Finding polar and cartesian form for this power

[charmedbeauty]

Homework Statement

((-1+i)/(√2))^1002
find polar and cartesian form

Homework Equations

The Attempt at a Solution

So I started by finding |z|=1

and Arg(z)= arctan (-1) = 5pi/6

so 1^(1002)*e^(i*5pi/6)*1002 =1*e^(i*835pi)

but that's as far as I got because the answer says -i, but to get that term I need 1*e^-ipi/2

any thoughts??

 

[HallsofIvy]

Your main problem is that arctan(-1) is NOT 5\pi/6!

Calculate that again.

 

[charmedbeauty]

Your main problem is that arctan(-1) is NOT 5\pi/6!

Calculate that again.

I was assuming since the original eqn has a negative real part then I would add Pi/2 since the angle is measured from 0.
Although I am getting 3pi/4 now

 

[NewtonianAlch]

Well, yes (3pi)/4 is the angle you're looking for since this is in the second quadrant.

You have got |z|, and now you have the angle.

Put it into exponential form to the power of 1002, and simplify it to get the angle in terms of a principal argument.

 

[charmedbeauty]

Well, yes (3pi)/4 is the angle you're looking for since this is in the second quadrant.
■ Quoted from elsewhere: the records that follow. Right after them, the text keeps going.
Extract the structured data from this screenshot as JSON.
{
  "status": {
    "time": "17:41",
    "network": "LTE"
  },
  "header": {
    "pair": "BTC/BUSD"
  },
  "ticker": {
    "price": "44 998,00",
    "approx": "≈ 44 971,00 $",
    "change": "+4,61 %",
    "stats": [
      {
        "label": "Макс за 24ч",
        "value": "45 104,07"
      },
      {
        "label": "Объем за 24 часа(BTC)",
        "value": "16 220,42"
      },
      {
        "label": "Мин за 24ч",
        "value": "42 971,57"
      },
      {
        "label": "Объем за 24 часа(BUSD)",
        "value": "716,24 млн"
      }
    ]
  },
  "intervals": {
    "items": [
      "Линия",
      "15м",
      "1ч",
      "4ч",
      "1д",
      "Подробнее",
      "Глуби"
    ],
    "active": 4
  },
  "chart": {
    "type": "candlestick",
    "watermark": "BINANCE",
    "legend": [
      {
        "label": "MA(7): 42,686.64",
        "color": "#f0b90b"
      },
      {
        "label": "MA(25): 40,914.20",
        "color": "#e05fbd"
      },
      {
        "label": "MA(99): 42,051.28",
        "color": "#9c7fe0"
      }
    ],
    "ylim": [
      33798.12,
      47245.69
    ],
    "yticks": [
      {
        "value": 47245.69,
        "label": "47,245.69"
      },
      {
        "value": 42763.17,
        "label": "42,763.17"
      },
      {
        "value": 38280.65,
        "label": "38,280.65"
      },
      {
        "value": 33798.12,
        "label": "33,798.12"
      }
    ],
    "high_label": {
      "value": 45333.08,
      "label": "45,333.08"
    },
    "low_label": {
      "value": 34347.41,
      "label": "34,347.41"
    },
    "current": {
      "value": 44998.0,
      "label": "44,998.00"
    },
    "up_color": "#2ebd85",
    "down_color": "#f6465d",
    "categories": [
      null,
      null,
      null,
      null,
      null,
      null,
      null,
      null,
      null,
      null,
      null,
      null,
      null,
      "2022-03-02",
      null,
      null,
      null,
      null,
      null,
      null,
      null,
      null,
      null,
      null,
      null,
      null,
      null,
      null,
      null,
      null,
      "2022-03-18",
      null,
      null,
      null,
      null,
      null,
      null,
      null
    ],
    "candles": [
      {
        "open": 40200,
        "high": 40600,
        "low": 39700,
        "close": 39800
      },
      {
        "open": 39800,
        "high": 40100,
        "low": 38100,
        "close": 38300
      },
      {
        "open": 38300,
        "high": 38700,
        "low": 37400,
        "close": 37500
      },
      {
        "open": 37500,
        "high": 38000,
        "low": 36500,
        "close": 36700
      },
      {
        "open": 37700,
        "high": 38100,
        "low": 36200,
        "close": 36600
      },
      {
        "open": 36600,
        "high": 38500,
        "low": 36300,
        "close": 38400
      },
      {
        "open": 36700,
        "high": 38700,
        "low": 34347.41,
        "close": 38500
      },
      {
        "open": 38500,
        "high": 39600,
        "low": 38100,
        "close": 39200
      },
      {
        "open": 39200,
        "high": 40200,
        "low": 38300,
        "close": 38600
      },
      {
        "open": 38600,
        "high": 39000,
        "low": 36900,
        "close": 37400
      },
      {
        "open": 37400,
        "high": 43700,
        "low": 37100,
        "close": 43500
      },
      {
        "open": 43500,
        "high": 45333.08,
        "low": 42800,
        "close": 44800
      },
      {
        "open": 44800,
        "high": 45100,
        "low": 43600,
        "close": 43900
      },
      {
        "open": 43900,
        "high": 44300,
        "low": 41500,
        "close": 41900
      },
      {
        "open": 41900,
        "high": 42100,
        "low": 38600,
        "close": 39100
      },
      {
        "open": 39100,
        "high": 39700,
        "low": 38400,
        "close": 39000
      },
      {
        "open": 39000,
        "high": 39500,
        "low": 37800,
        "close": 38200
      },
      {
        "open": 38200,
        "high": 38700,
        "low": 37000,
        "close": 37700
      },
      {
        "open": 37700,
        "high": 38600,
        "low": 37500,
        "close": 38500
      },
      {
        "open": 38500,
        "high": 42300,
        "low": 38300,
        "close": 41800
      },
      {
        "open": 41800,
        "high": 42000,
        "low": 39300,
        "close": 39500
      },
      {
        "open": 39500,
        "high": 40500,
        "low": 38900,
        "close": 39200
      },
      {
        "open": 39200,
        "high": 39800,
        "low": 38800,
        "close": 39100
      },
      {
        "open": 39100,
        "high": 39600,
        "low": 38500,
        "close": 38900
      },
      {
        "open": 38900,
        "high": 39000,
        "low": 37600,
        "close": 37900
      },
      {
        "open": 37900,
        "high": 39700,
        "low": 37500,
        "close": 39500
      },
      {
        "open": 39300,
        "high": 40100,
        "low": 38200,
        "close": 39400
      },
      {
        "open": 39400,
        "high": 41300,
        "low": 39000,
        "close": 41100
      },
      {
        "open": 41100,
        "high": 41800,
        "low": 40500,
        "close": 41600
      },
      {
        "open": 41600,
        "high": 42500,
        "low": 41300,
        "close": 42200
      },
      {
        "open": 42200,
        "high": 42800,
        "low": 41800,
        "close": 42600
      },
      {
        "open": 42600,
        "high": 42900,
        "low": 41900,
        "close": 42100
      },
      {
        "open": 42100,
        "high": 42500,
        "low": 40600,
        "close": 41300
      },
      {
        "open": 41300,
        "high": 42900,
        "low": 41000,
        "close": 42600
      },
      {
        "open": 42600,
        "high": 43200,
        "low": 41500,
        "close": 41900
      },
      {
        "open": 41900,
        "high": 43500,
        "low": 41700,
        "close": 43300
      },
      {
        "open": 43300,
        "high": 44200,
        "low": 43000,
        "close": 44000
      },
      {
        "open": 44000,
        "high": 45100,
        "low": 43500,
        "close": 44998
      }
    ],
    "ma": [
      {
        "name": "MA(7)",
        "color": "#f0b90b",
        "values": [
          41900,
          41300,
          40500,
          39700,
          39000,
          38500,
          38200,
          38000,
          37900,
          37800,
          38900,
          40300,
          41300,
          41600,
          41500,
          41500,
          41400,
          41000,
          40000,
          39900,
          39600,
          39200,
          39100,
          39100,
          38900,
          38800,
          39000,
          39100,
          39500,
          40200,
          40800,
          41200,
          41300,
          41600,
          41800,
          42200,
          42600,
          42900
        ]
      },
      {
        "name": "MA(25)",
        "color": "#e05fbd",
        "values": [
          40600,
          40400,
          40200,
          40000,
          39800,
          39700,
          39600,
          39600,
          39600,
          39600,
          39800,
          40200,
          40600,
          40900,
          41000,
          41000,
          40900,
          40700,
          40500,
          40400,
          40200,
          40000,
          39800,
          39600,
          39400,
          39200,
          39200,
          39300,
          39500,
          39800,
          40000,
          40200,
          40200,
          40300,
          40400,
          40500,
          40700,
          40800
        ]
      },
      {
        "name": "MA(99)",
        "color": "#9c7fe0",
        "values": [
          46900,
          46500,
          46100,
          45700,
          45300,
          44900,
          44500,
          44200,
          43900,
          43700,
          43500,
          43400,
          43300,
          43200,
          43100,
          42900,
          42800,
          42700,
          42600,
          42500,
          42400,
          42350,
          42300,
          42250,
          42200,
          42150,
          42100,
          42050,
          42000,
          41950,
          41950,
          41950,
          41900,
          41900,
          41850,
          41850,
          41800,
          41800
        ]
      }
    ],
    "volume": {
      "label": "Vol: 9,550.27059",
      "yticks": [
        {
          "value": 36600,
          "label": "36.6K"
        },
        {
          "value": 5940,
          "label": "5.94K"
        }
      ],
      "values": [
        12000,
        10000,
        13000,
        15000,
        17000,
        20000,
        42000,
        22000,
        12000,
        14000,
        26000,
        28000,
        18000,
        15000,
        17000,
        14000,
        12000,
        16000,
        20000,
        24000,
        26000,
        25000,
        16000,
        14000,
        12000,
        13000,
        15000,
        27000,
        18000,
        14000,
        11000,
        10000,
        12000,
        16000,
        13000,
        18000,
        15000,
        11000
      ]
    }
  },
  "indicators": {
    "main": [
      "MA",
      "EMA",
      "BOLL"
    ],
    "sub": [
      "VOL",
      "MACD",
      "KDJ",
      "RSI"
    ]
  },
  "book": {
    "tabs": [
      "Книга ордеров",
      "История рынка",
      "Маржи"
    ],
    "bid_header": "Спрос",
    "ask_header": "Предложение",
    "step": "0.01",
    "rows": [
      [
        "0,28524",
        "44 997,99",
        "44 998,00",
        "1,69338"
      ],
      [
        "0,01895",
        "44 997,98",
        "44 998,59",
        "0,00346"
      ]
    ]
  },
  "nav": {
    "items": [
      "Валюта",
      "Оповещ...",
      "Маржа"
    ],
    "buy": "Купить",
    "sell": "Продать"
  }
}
You have got |z|, and now you have the angle.

Put it into exponential form to the power of 1002, and simplify it to get the angle in terms of a principal argument.

Ok so now I have 1^1002*(cos 3Pi/4+isin3Pi/4)

= 1*(0)=0 how do they get the minus i?

 

[NewtonianAlch]

Ok so now I have 1^1002*(cos 3Pi/4+isin3Pi/4)

= 1*(0)=0 how do they get the minus i?

How did you get 0 for (cos 3Pi/4 + isin 3Pi/4) ?

Also, you have forgotten to raise that to the power.

 

[charmedbeauty]

How did you get 0 for (cos 3Pi/4 + isin 3Pi/4) ?

Also, you have forgotten to raise that to the power.

isnt cos 3pi/4=-0.7...

and sin 3pi/4=0.7...

 

[NewtonianAlch]

isnt cos 3pi/4=-0.7...

and sin 3pi/4=0.7...

Yes, but you have a complex number there.

-0.707 +0.707i

You can't add them just like that.

What of the 1002? You need to account for that too.